Der Chef der syrischen Rebellen hingegen freut sich über die lang erhoffte Kehrtwende in Washington. General Selim Idriss, der vor elf Monaten von der syrischen Armee zu den Rebellen übergewechselt ist, sagt jedoch, die Waffenhilfe komme spät. Und verlangt wie schon zuvor, dass Washington nicht nur Schusswaffen und Munition, sondern auch Panzer- und Flugzeugabwehrraketen liefert. Wenn sie diese Waffen erhielten, könnten die Rebellen binnen sechs Monaten siegen, meint Idriss. Noch vor drei Monaten hatte er in einem Interview versichert, mit tragbaren Abwehrraketen könnten seine Leute „binnen einem Monat“ siegen. Damals hatte er die Zahl seiner Kämpfer mit 300.000 angegeben. Die US-Spitze geht davon aus, dass in Syrien 70.000 Rebellen unter Waffen stehen. In den vergangenen Wochen haben die Rebellen zahlreiche Positionen verloren wie die Stadt Kusair an der libanesisch-syrischen Grenze.

Experten in Washington vermuten, dass die USA auch ihre Opposition gegen die Lieferung schwereren Kriegsgerätes aus verschiedenen Golfstaaten an die Rebellen aufgeben könnten. Damit könnten regionale Partner der USA – darunter Katar, die Arabischen Emirate und Saudi-Arabien – stellvertretend Kriegsgerät an die Rebellen liefern.

Die USA beteiligen sich gegenwärtig an dem Militärmanöver „Eager Lion“ in Jordanien. Die insgesamt 8.000 ausländischen Soldaten stammen aus 19 Ländern. Neben anderen Nato-Mitgliedern und mehreren Golfstaaten ist auch Deutschland beteiligt. Nach dem Ende des Manövers wollen die USA ihre F-16-Kampfflugzeuge und Patriot-Raketen in Jordanien belassen.

Schon seit vergangenem Jahr unterhalten die USA eine „Task Force“ in einer Militärbasis im Norden des Landes, nur 50 Kilometer von der syrischen Grenze entfernt. Unter anderem soll die „Task Force“ syrische Rebellen militärisch schulen. Die „Task Force“ war laut New York Times im vergangenen Jahr auch an der Entwicklung von Plänen für die Einrichtung einer Pufferzone entlang der syrisch-jordanischen Grenze beteiligt.

Die öffentliche Meinung in den USA ist gegen einen neuen Kriegseinsatz.
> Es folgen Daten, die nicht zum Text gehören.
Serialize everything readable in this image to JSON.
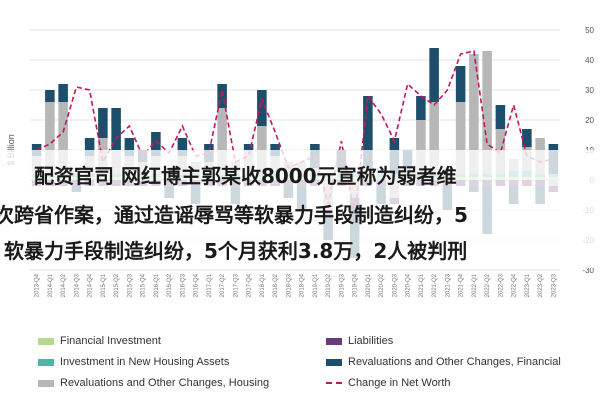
{
  "overlay": {
    "line1": "配资官司 网红博主郭某收8000元宣称为弱者维",
    "line2": "次跨省作案，通过造谣辱骂等软暴力手段制造纠纷，5",
    "line3": "软暴力手段制造纠纷，5个月获利3.8万，2人被判刑"
  },
  "chart_data": {
    "type": "bar",
    "ylabel": "$ Billion",
    "ylim": [
      -30,
      50
    ],
    "yticks": [
      -30,
      -20,
      -10,
      0,
      10,
      20,
      30,
      40,
      50
    ],
    "categories": [
      "2013-Q4",
      "2014-Q1",
      "2014-Q2",
      "2014-Q3",
      "2014-Q4",
      "2015-Q1",
      "2015-Q2",
      "2015-Q3",
      "2015-Q4",
      "2016-Q1",
      "2016-Q2",
      "2016-Q3",
      "2016-Q4",
      "2017-Q1",
      "2017-Q2",
      "2017-Q3",
      "2017-Q4",
      "2018-Q1",
      "2018-Q2",
      "2018-Q3",
      "2018-Q4",
      "2019-Q1",
      "2019-Q2",
      "2019-Q3",
      "2019-Q4",
      "2020-Q1",
      "2020-Q2",
      "2020-Q3",
      "2020-Q4",
      "2021-Q1",
      "2021-Q2",
      "2021-Q3",
      "2021-Q4",
      "2022-Q1",
      "2022-Q2",
      "2022-Q3",
      "2022-Q4",
      "2023-Q1",
      "2023-Q2",
      "2023-Q3"
    ],
    "series": [
      {
        "name": "Financial Investment",
        "color": "#b5d98f",
        "values": [
          1,
          1,
          1,
          1,
          1,
          1,
          1,
          1,
          1,
          1,
          1,
          1,
          1,
          1,
          1,
          1,
          1,
          1,
          1,
          1,
          1,
          1,
          1,
          1,
          1,
          1,
          1,
          1,
          1,
          1,
          1,
          1,
          1,
          1,
          1,
          1,
          1,
          1,
          1,
          1
        ]
      },
      {
        "name": "Investment in New Housing Assets",
        "color": "#4db6ac",
        "values": [
          1,
          1,
          1,
          1,
          1,
          1,
          1,
          1,
          1,
          1,
          1,
          1,
          1,
          1,
          1,
          1,
          1,
          1,
          1,
          1,
          1,
          1,
          1,
          1,
          1,
          1,
          1,
          1,
          1,
          1,
          1,
          1,
          1,
          1,
          1,
          1,
          2,
          2,
          1,
          1
        ]
      },
      {
        "name": "Revaluations and Other Changes, Housing",
        "color": "#b7b7b7",
        "values": [
          6,
          24,
          24,
          2,
          6,
          12,
          8,
          6,
          4,
          6,
          2,
          6,
          4,
          4,
          22,
          4,
          8,
          16,
          6,
          4,
          4,
          2,
          -10,
          2,
          -6,
          2,
          2,
          -6,
          2,
          18,
          24,
          2,
          24,
          40,
          41,
          15,
          4,
          8,
          12,
          -2
        ]
      },
      {
        "name": "Liabilities",
        "color": "#6a3a7a",
        "values": [
          -2,
          -2,
          -2,
          -2,
          -2,
          -2,
          -2,
          -2,
          -2,
          -2,
          -2,
          -2,
          -2,
          -2,
          -2,
          -2,
          -2,
          -2,
          -2,
          -2,
          -2,
          -2,
          -2,
          -2,
          -2,
          -2,
          -2,
          -2,
          -2,
          -2,
          -2,
          -2,
          -2,
          -2,
          -2,
          -2,
          -2,
          -2,
          -2,
          -2
        ]
      },
      {
        "name": "Revaluations and Other Changes, Financial",
        "color": "#1d4e6b",
        "values": [
          4,
          4,
          6,
          -2,
          6,
          10,
          14,
          6,
          4,
          8,
          -4,
          6,
          -6,
          6,
          8,
          -6,
          2,
          12,
          4,
          -4,
          -8,
          8,
          -8,
          6,
          -18,
          24,
          -6,
          12,
          6,
          8,
          18,
          -8,
          12,
          -2,
          -16,
          8,
          -6,
          6,
          -6,
          10
        ]
      }
    ],
    "line": {
      "name": "Change in Net Worth",
      "color": "#c2185b",
      "values": [
        10,
        12,
        16,
        31,
        30,
        6,
        14,
        18,
        8,
        13,
        9,
        18,
        8,
        9,
        30,
        6,
        8,
        27,
        16,
        4,
        6,
        8,
        -8,
        13,
        -12,
        28,
        22,
        13,
        32,
        28,
        25,
        30,
        42,
        43,
        12,
        9,
        25,
        8,
        6,
        7
      ]
    },
    "legend": [
      {
        "label": "Financial Investment",
        "kind": "swatch",
        "color": "#b5d98f"
      },
      {
        "label": "Liabilities",
        "kind": "swatch",
        "color": "#6a3a7a"
      },
      {
        "label": "Investment in New Housing Assets",
        "kind": "swatch",
        "color": "#4db6ac"
      },
      {
        "label": "Revaluations and Other Changes, Financial",
        "kind": "swatch",
        "color": "#1d4e6b"
      },
      {
        "label": "Revaluations and Other Changes, Housing",
        "kind": "swatch",
        "color": "#b7b7b7"
      },
      {
        "label": "Change in Net Worth",
        "kind": "dash",
        "color": "#c2185b"
      }
    ],
    "grid": true,
    "legend_position": "bottom"
  }
}
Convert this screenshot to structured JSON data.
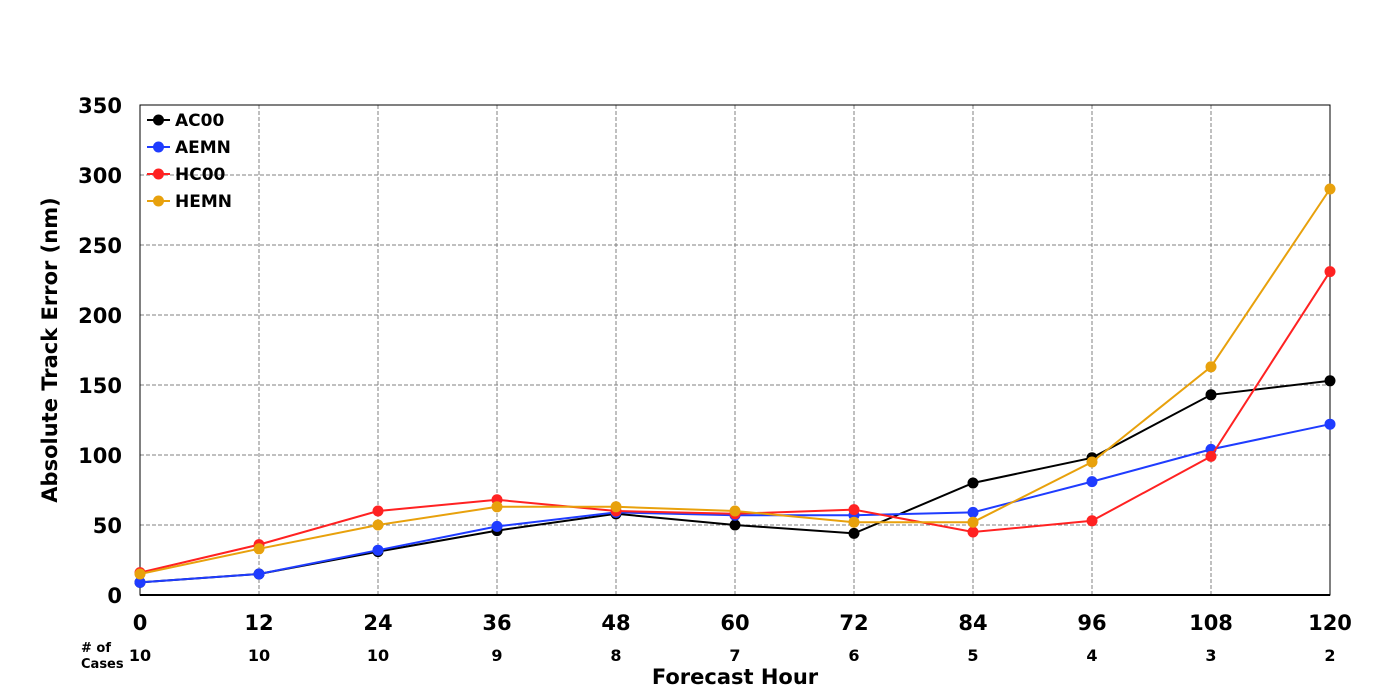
{
  "chart_data": {
    "type": "line",
    "title": "",
    "xlabel": "Forecast Hour",
    "ylabel": "Absolute Track Error (nm)",
    "x": [
      0,
      12,
      24,
      36,
      48,
      60,
      72,
      84,
      96,
      108,
      120
    ],
    "x_tick_labels": [
      "0",
      "12",
      "24",
      "36",
      "48",
      "60",
      "72",
      "84",
      "96",
      "108",
      "120"
    ],
    "xlim": [
      0,
      120
    ],
    "ylim": [
      0,
      350
    ],
    "y_ticks": [
      0,
      50,
      100,
      150,
      200,
      250,
      300,
      350
    ],
    "y_tick_labels": [
      "0",
      "50",
      "100",
      "150",
      "200",
      "250",
      "300",
      "350"
    ],
    "grid": true,
    "legend_position": "top-left",
    "cases_label": "# of Cases",
    "cases_label_lines": [
      "# of",
      "Cases"
    ],
    "cases": [
      "10",
      "10",
      "10",
      "9",
      "8",
      "7",
      "6",
      "5",
      "4",
      "3",
      "2"
    ],
    "series": [
      {
        "name": "AC00",
        "color": "#000000",
        "values": [
          9,
          15,
          31,
          46,
          58,
          50,
          44,
          80,
          98,
          143,
          153
        ]
      },
      {
        "name": "AEMN",
        "color": "#1f3cff",
        "values": [
          9,
          15,
          32,
          49,
          59,
          57,
          57,
          59,
          81,
          104,
          122
        ]
      },
      {
        "name": "HC00",
        "color": "#ff2222",
        "values": [
          16,
          36,
          60,
          68,
          60,
          58,
          61,
          45,
          53,
          99,
          231
        ]
      },
      {
        "name": "HEMN",
        "color": "#e8a10c",
        "values": [
          15,
          33,
          50,
          63,
          63,
          60,
          52,
          52,
          95,
          163,
          290
        ]
      }
    ]
  }
}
Und Präsident Barack Obama hat sich seit Beginn des Konflikts in Syrien 27 Monate lang öffentlich geweigert, direkt einzugreifen. Doch eine wachsende Lobby in Washington drängt laut auf Waffenlieferungen und die Einrichtung einer Flugverbotszone. Ende Mai besuchte der republikanische Expräsidentschaftskandidat John McCain den syrischen Rebellenchef Idriss persönlich. Dienstag vergangener Woche schwenkte auch der demokratische Expräsident Bill Clinton um. Wer sich hinter Meinungsumfragen verstecke, sei ein „Narr“ sagte Clinton – ohne Präsident Obama namentlich zu erwähnen.

US-Außenminister John Kerry hält eine „politische Lösung“ in Syrien weiterhin für möglich. Aber wegen der Chemiewaffen für „weniger wahrscheinlicher“. Am Montag – während Obama bei dem G-8-Gipfel Putin trifft – wird Kerry erneut seinen russischen Kollegen Lawrow treffen. Zuletzt hatten die beiden Politiker eine Konferenz für Gespräche zwischen dem syrischem Regime und Rebellen für Juli in Genf vorbereitet.